New trailer shows that Andy Serkis' Animal Farm will have some politics in it, after all

But it'll still have all that Dreamworks-style stuff from the first two trailers, too.

New trailer shows that Andy Serkis' Animal Farm will have some politics in it, after all

If you were hoping the third trailer would be the charm for Andy Serkis’ Animal Farm adaptation—after a Seth Rogen-filled teaser and first trailer that felt more like Illumination than George Orwell—get ready to be as disappointed as Snowball’s followers. The latest glimpse of the animated film, which is scheduled to hit theaters on May 1, might be the first to indicate that the book’s satire won’t be jettisoned entirely, but it still seems way more interested in Dreamworks-style hackery than political allegory. Not that we’d necessarily expect a movie marketed to kids in the year 2026 to serve as a Trotskyist critique of Stalinism, but to shy away from the content of a book that, for eight decades, has been read almost exclusively by 12-year-olds would be pretty weird.

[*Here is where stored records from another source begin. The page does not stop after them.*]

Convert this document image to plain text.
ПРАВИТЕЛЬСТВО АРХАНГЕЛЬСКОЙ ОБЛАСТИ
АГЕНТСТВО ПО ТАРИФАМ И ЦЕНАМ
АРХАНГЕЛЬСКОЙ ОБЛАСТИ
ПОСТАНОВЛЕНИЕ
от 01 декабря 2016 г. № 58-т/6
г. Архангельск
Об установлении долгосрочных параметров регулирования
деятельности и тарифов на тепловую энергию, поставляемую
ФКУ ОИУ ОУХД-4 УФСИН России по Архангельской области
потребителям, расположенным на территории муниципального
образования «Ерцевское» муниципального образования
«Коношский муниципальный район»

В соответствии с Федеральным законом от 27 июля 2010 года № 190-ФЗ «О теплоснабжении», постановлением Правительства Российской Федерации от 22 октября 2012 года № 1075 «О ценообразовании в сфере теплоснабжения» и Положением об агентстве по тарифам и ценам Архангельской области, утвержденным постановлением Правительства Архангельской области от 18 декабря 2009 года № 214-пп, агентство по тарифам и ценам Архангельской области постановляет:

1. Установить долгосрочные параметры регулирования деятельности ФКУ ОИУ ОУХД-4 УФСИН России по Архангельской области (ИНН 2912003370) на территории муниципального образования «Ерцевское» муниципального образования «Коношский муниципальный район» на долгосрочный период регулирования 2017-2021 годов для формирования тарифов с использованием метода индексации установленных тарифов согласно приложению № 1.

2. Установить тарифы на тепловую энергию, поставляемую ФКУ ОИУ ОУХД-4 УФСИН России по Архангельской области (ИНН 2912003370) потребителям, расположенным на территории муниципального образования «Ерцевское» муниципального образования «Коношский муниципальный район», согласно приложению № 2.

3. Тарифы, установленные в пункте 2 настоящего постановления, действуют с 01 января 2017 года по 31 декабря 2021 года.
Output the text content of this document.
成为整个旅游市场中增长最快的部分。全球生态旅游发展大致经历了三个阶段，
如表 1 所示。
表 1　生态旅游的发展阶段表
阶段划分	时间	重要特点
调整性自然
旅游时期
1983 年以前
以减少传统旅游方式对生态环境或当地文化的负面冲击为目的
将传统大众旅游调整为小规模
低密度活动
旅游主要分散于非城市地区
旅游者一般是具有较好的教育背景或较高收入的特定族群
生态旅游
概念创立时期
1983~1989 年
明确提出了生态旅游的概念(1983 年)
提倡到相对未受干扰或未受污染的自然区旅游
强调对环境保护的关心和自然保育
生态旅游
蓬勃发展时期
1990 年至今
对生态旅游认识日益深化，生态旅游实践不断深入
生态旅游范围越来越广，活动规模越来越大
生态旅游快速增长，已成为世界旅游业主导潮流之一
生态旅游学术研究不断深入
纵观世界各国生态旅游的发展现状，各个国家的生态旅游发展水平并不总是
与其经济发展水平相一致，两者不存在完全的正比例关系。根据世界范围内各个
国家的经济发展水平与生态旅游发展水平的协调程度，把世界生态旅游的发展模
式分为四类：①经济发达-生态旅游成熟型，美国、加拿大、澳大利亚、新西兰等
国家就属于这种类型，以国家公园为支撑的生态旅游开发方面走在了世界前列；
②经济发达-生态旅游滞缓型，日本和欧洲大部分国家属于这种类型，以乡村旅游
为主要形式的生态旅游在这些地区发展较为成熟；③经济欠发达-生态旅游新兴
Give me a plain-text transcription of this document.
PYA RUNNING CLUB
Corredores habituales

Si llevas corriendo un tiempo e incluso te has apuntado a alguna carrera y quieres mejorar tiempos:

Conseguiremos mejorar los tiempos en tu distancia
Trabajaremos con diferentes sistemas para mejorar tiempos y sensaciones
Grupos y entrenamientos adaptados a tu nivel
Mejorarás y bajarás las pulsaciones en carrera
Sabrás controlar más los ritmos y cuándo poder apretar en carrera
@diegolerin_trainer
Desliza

The new trailer shows more of Rogen’s Napoleon and his Stalinesque rise from rebellion leader to dictator than those first two sneak peeks, with enough of Orwell in there—the worker animals get less and less to eat while the pigs get greedy and spoiled (and, at some point, apparently put on ’70s-looking sportcoats)—to make you think maybe Serkis and screenwriter Nicholas Stoller know what they’re doing, after all. But then Gaten Matarazzo’s Lucky, a piglet created for the movie, seems to be set up in a heroic role that doesn’t exist in the book; it’d be just like a modern day kids movie to turn Animal Farm into a Screenwriting 101 Hero’s Journey, as if a despotic regime can be taken down by the good intentions of one true hero and not, y’know, some combination of the weight of its own corruption and a concerted effort by the masses.

Joining Rogen and Matarazzo are Kieran Culkin as Napoleon’s propaganda master Squealer, Woody Harrelson as the exploited workhorse Boxer (an actual horse, obviously), Laverne Cox as Trotsky stand-in Snowball, Jim Parsons as the sheep, Iman Vellani as Lucky’s piglet friends, Kathleen Turner as the cynical donkey Benjamin, and Glenn Close as… a billionaire CEO who wants to take over the farm. Because Animal Farm has always needed a Cruella de Vil-style villainess. The movie’s out in just a few weeks, so get your predictions in now on what ’80s pop songs will soundtrack its montages.